EAS Book Talk: Critical Juncture: Witness to China at the Dawn of Reform, 1979-1980

Tom Gold flyer

Event Date

Location
L.J. Andrews Conference Room (SSH 2203)

Thomas Gold was a member of the first group of American government-sponsored exchange students to China from February 1979 through February 1980. This was just months after the Chinese Communist Party reoriented its work to economic development and opening to the outside world. This presentation introduces the “baggage” he took with him to China and how it shaped his expectations and interactions. He engaged primarily with three communities: his classmates at Fudan University in Shanghai; people affiliated with the Ming Hsien School run by the Oberlin Shansi Memorial Association in Shanxi Province, and people he interpreted for during trips to the United States beginning in 1974, including athletes, performers, officials and others.
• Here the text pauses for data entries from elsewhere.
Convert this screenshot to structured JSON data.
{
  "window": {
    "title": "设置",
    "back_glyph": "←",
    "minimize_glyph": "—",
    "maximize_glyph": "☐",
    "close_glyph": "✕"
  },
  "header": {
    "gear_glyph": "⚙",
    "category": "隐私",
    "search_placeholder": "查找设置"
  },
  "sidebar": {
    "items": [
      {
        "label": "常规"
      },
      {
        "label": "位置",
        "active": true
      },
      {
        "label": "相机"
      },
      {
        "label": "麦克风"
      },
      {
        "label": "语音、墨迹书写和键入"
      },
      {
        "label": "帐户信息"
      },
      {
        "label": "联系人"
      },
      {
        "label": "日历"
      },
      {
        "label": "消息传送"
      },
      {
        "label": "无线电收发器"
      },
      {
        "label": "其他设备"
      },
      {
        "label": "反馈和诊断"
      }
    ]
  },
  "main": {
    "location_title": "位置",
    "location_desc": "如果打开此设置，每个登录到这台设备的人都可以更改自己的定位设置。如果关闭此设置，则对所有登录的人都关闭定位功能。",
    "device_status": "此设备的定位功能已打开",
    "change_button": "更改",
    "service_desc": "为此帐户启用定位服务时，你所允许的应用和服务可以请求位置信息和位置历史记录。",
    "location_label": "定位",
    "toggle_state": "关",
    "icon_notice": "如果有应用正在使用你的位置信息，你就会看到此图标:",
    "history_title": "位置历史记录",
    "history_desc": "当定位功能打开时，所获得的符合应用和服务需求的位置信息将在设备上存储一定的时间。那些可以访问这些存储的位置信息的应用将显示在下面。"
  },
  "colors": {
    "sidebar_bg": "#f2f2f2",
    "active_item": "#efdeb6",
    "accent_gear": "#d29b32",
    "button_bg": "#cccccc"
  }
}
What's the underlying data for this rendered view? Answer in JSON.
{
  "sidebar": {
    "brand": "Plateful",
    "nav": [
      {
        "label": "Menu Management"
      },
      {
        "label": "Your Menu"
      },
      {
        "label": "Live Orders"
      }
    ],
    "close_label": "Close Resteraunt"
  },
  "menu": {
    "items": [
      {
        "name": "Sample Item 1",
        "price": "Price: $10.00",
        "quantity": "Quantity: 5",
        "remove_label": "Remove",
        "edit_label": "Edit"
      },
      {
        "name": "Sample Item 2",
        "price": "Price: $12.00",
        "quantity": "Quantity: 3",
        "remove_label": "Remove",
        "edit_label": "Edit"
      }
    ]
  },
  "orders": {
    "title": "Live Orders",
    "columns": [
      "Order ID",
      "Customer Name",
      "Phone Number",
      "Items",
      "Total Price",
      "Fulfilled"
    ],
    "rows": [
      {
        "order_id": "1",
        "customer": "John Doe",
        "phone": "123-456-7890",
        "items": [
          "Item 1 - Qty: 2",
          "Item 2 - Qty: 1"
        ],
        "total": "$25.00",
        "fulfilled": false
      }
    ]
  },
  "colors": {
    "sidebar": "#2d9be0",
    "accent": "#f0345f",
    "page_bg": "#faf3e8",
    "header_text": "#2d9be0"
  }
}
Through these relationships he gained an understanding of how people were thinking about what the reforms might mean for their futures and how they might take advantage of new opportunities now that some agency had been returned to them.
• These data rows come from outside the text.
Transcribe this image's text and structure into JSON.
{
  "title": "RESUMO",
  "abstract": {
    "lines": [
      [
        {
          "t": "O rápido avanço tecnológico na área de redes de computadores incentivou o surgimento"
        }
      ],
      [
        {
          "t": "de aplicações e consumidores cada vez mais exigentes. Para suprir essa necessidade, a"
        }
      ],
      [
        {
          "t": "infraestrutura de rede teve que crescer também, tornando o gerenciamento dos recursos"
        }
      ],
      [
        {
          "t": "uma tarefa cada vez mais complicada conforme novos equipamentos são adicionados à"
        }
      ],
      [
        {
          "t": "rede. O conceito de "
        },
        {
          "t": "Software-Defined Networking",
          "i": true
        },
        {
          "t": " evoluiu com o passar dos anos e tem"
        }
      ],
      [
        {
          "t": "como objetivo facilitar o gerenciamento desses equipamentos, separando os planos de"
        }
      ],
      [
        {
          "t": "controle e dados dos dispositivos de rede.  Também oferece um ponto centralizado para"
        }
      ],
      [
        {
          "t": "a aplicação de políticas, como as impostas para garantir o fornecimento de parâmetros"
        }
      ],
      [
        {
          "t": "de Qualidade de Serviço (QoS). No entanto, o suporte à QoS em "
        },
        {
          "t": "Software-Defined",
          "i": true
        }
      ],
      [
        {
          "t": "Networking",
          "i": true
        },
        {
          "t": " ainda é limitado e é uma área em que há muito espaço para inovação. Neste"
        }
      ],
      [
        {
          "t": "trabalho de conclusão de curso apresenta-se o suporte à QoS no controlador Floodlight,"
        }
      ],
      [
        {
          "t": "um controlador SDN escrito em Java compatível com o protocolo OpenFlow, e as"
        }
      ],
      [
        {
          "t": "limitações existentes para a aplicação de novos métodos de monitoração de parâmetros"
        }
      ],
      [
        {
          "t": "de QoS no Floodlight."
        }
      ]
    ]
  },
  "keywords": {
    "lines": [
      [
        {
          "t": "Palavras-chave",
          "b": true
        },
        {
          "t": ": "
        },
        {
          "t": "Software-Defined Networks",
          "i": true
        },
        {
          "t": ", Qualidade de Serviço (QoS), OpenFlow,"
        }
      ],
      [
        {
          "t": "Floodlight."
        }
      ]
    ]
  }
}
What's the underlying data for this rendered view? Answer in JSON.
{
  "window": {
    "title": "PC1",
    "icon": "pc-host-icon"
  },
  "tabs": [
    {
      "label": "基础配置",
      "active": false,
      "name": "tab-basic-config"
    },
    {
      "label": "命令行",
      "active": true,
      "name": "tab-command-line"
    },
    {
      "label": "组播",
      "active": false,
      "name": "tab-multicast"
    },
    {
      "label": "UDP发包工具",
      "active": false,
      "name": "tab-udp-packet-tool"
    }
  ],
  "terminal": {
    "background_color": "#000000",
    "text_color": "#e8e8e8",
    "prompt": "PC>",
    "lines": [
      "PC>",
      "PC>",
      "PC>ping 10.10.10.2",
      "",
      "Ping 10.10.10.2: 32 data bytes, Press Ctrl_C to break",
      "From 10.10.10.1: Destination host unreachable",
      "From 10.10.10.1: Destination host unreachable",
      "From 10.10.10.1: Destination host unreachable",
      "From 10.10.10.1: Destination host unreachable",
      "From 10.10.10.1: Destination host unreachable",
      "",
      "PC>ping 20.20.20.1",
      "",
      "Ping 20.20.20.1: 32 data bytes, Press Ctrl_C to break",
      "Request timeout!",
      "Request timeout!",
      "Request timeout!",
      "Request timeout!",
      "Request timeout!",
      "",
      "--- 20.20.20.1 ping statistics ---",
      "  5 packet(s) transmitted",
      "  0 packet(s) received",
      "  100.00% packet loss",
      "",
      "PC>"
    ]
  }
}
Thomas Gold is Professor Emeritus of Sociology at UC Berkeley, where he taught from 1981 to 2018. He has published widely on issues such as youth, entrepreneurship, civil society and popular culture in China, and economic, social, cultural and political change in Taiwan. His most recent book is Sunflowers and Umbrellas: Social Movements, Expressive Practices, and Political Culture in Taiwan and Hong Kong. He is working on a memoir of his year in China, 1979-1980, and a study of social change in Taiwan since the end of Martial Law in 1987.